Design your program so that, for the given combination of a campus description file and a traffic rate file, it outputs the mean and 95% confidence intervals for:

the average travelling time between each source-destination pair for which R(i, j) is positive.
the average utilization of every moving sidewalk
the maximum number of people within each crossroads location at any time
the average amount of time that each pedestrian is delayed because of the non-overtaking rule.

V. Questions

Prove the correctness of the max-based exit time calculation that is given within rule one.
In the real world, (groups of) faster pedestrians can overtake slower ones who are in front of them, as long as the number of people in the slower group is small enough to prevent it from blocking the the entire width of the path or moving sidewalk.

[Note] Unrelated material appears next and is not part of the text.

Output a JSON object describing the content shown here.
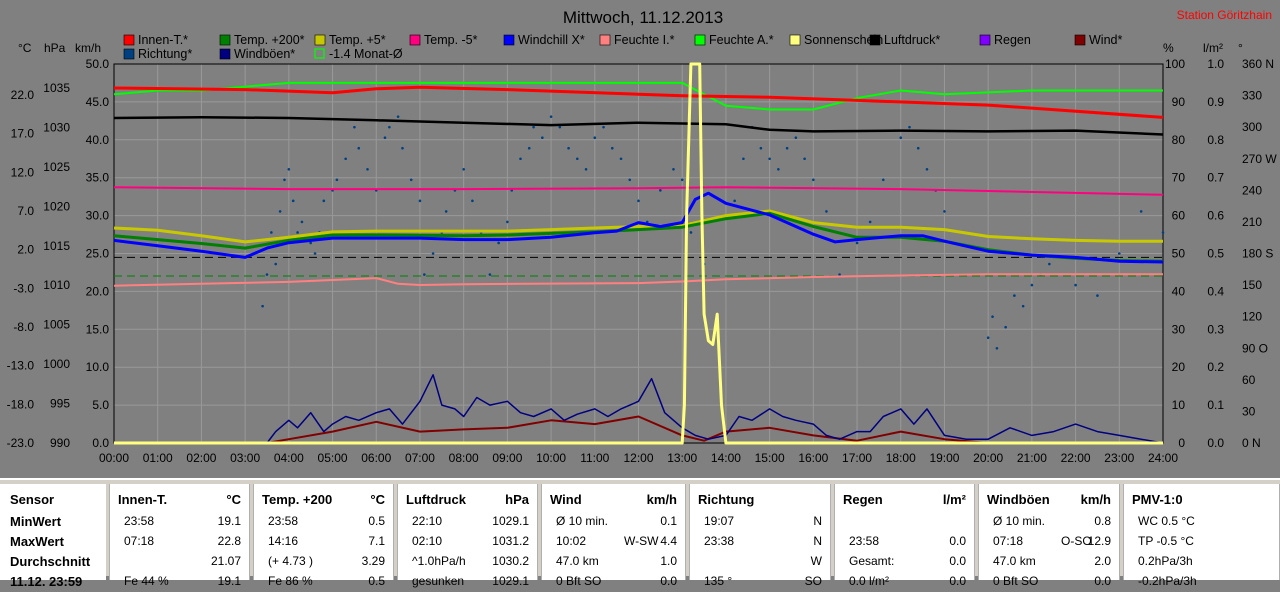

Briefly explain how this feature could be incorporated into the model without resorting to the drastic strategy of breaking each path into a sequence of small segments that the pedestrians must cross one after the other.
Requiring all pedestrians to follow a single, fixed path between a given source and destination may be inefficient if there are several paths available which are almost equally good. In the real world, pedestrians would soon learn to distribute themselves across all available paths to minimize their travelling times. How could you incorporate this feature into your model?